太多了,大到挂科重修,小到失恋绝交,年轻孩子们的情感总是很丰富的。
因此最初的他并没有特别在意,只是临离开前留心记住了一下对方的外貌特征,想着以防万一,到时候和对方的导员打个招呼关注一下。
离开后江连寒便去继续研究工作了,一直忙到深夜,他才从实验室出来,途中又路过了湖边,马上就要临近熄灯关宿舍的时间了,还在外面游荡的学生寥寥无几,路上几乎空无一人。

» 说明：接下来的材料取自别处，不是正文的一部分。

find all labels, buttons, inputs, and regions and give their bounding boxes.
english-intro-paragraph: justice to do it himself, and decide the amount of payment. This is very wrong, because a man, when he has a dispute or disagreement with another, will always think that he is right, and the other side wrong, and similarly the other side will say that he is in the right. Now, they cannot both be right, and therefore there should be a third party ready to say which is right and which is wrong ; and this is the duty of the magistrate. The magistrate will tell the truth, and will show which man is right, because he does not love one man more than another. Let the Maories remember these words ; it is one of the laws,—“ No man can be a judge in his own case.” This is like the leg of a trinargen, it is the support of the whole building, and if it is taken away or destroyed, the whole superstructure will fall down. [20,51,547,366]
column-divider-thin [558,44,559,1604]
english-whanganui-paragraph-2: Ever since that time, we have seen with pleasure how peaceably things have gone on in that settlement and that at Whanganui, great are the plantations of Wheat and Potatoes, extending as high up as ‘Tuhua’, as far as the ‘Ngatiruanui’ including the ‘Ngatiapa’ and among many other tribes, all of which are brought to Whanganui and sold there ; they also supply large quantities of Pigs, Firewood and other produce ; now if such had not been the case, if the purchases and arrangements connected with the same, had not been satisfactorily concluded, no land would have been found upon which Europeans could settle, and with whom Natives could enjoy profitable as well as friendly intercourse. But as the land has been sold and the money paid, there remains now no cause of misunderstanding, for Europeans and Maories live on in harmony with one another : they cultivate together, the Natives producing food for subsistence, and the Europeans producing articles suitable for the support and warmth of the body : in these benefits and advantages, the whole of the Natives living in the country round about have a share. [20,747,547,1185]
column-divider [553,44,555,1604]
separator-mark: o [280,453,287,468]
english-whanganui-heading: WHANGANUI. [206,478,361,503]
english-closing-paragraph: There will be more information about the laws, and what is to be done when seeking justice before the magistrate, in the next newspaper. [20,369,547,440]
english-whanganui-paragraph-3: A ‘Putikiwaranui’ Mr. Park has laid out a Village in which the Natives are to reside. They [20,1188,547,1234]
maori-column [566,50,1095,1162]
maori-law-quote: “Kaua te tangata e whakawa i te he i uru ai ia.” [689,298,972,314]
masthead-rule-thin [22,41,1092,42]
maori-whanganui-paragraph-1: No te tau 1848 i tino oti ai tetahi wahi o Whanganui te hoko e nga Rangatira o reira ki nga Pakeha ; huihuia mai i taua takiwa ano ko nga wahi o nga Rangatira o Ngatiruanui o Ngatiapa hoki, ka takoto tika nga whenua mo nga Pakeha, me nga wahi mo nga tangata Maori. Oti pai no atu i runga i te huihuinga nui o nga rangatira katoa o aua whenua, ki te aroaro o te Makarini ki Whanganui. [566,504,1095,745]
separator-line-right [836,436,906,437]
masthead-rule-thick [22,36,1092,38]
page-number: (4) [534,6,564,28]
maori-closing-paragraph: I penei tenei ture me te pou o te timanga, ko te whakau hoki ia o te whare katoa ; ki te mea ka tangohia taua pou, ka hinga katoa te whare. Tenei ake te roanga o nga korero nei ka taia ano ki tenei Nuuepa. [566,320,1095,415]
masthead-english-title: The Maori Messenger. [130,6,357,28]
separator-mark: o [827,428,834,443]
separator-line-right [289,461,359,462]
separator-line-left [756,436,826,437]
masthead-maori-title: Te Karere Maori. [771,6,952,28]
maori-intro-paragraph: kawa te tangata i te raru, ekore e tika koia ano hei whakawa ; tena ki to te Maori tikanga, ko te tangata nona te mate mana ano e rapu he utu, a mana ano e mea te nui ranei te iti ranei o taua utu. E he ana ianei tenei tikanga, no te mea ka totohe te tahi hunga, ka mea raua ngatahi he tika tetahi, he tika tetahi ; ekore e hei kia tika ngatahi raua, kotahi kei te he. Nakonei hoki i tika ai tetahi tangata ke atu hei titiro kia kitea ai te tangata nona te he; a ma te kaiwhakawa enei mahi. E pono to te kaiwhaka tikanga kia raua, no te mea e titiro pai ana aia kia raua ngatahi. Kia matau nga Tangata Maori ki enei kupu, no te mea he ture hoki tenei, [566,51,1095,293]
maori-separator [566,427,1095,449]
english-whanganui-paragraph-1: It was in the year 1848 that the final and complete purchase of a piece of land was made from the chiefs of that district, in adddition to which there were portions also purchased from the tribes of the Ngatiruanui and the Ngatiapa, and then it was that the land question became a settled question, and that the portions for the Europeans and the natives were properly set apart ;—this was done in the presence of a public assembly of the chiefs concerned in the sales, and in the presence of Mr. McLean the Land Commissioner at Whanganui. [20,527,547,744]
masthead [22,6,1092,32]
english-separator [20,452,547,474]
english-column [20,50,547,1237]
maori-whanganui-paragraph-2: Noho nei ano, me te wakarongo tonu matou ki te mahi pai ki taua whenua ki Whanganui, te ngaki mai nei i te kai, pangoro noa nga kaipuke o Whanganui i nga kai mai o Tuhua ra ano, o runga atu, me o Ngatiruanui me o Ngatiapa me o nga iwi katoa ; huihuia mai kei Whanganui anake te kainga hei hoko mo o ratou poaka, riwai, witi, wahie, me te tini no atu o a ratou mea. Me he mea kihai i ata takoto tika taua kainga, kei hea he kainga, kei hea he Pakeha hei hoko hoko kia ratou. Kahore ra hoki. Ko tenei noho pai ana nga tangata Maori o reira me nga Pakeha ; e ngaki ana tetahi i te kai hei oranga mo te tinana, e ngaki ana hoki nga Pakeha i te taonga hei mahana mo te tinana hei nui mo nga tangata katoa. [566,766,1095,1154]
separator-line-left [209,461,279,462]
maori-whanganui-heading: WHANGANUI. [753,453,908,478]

他正走着,对面有学生与他擦肩而过,他忽地心有所感,下意识转身叫住了那个学生。
江连寒不经常回忆起这件事,但每次想起,都会相当庆幸那一瞬间的直觉,“秦支队应该见过战士的眼神。”
作为参过军、上过战场的人,江连寒自然也见过很多双战士的眼睛,坚定的、决绝的、无所畏惧的……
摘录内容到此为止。